Data on daily wage rates for agricultural operations, compiled by the Labour Bureau at Shimla, show huge increases to have taken place in most States during 2009 and 2010.

Andhra Pradesh, for instance, has seen farm wage rates – the average taken for ploughing, sowing, weeding, transplanting and harvesting operations – going up 40.3 per cent in 2009 and 27.8 per cent in 2010.

It is no different in other States, where, in the last year alone, the price of agricultural labour surged 15 to 20 per cent in Haryana, Bihar, West Bengal and Assam, 32 per cent in Punjab, and 43 per cent in Orissa.

MSP policy implications

“The Labour Bureau figures are an eye-opener, though they conform to what farmers themselves say. And if you add soaring energy costs as well, protecting the margins of farmers becomes a real challenge,” noted Dr Ashok Gulati, Chairman of the Commission for Agricultural Costs and Prices, which advises the Centre on fixing minimum support prices (MSP) for various crops.

The Labour Bureau's data, compiled on a monthly basis, are based on primary information collected from 600 sample villages over 20 States. They cover wage payments both in cash as well as kind, with the latter valued at the prevailing local retail prices.

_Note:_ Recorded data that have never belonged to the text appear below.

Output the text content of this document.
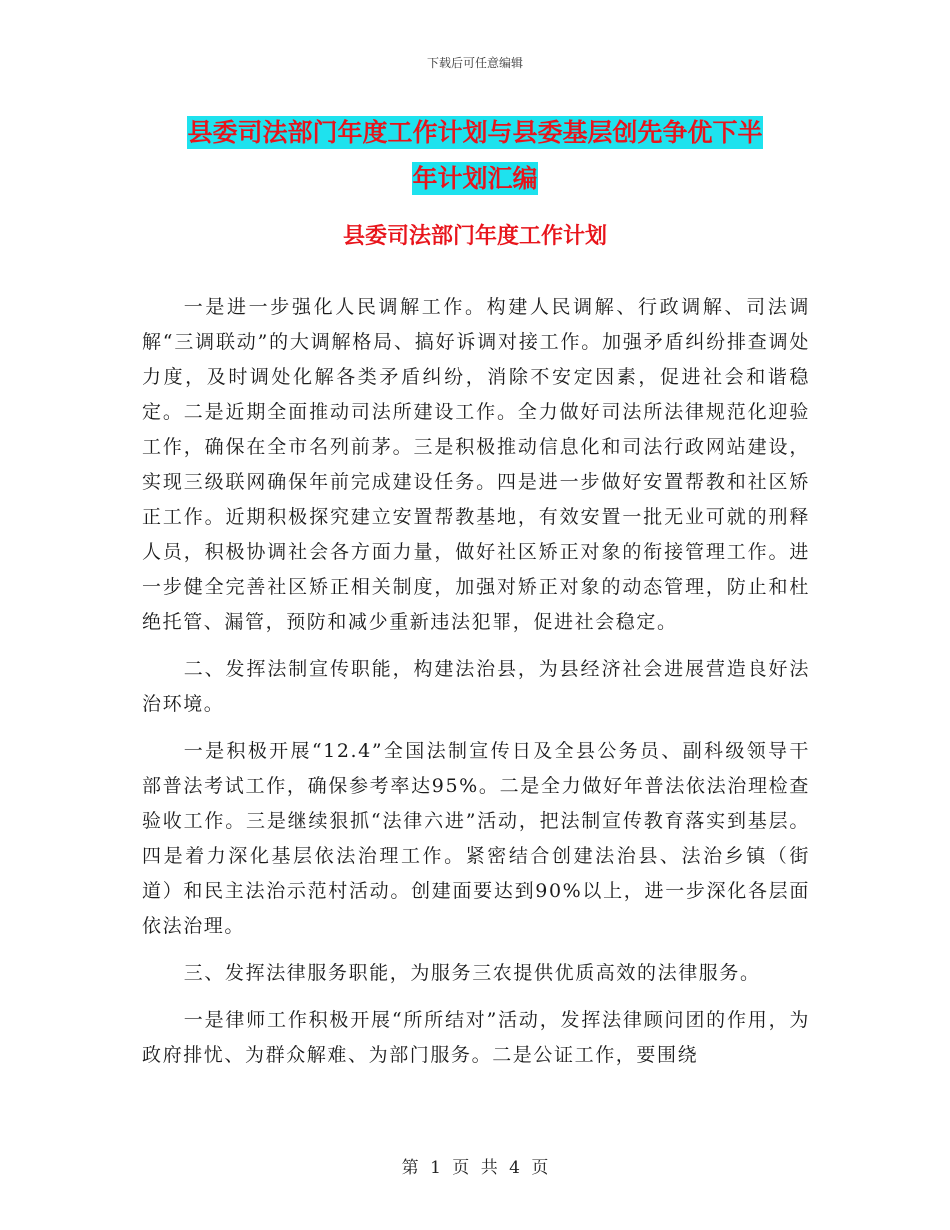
下载后可任意编辑
县委司法部门年度工作计划与县委基层创先争优下半
年计划汇编
县委司法部门年度工作计划

一是进一步强化人民调解工作。构建人民调解、行政调解、司法调解“三调联动”的大调解格局、搞好诉调对接工作。加强矛盾纠纷排查调处力度，及时调处化解各类矛盾纠纷，消除不安定因素，促进社会和谐稳定。二是近期全面推动司法所建设工作。全力做好司法所法律规范化迎验工作，确保在全市名列前茅。三是积极推动信息化和司法行政网站建设，实现三级联网确保年前完成建设任务。四是进一步做好安置帮教和社区矫正工作。近期积极探究建立安置帮教基地，有效安置一批无业可就的刑释人员，积极协调社会各方面力量，做好社区矫正对象的衔接管理工作。进一步健全完善社区矫正相关制度，加强对矫正对象的动态管理，防止和杜绝托管、漏管，预防和减少重新违法犯罪，促进社会稳定。

二、发挥法制宣传职能，构建法治县，为县经济社会进展营造良好法治环境。

一是积极开展“12.4”全国法制宣传日及全县公务员、副科级领导干部普法考试工作，确保参考率达95%。二是全力做好年普法依法治理检查验收工作。三是继续狠抓“法律六进”活动，把法制宣传教育落实到基层。四是着力深化基层依法治理工作。紧密结合创建法治县、法治乡镇（街道）和民主法治示范村活动。创建面要达到90%以上，进一步深化各层面依法治理。

三、发挥法律服务职能，为服务三农提供优质高效的法律服务。

一是律师工作积极开展“所所结对”活动，发挥法律顾问团的作用，为政府排忧、为群众解难、为部门服务。二是公证工作，要围绕

第 1 页 共 4 页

Dr Gulati admitted that incorporating the entire increases in labour and energy costs in official MSP computations is not easy, “more so in a scenario of already high food inflation”.

Tweaking NREGA

According to him, the time has come to re-orient schemes such as the National Rural Employment Guarantee Act (NREGA), where “you get Rs 125 or so for two-three work”. That makes a scheme with 70-80 per cent welfare and 20-30 per cent productive component.

There is a case to extend NREGA to work on private farms.

“Why cannot we have a system, where rural labourers are paid Rs 250 for working eight hours on farmers' fields? Out of the Rs 250, Rs 125 can be underwritten by NREGA, with the balance coming from farmers. We are, then, able to dovetail welfare schemes with productive activity and raise the latter component to 70-80 per cent,” Dr Gulati added.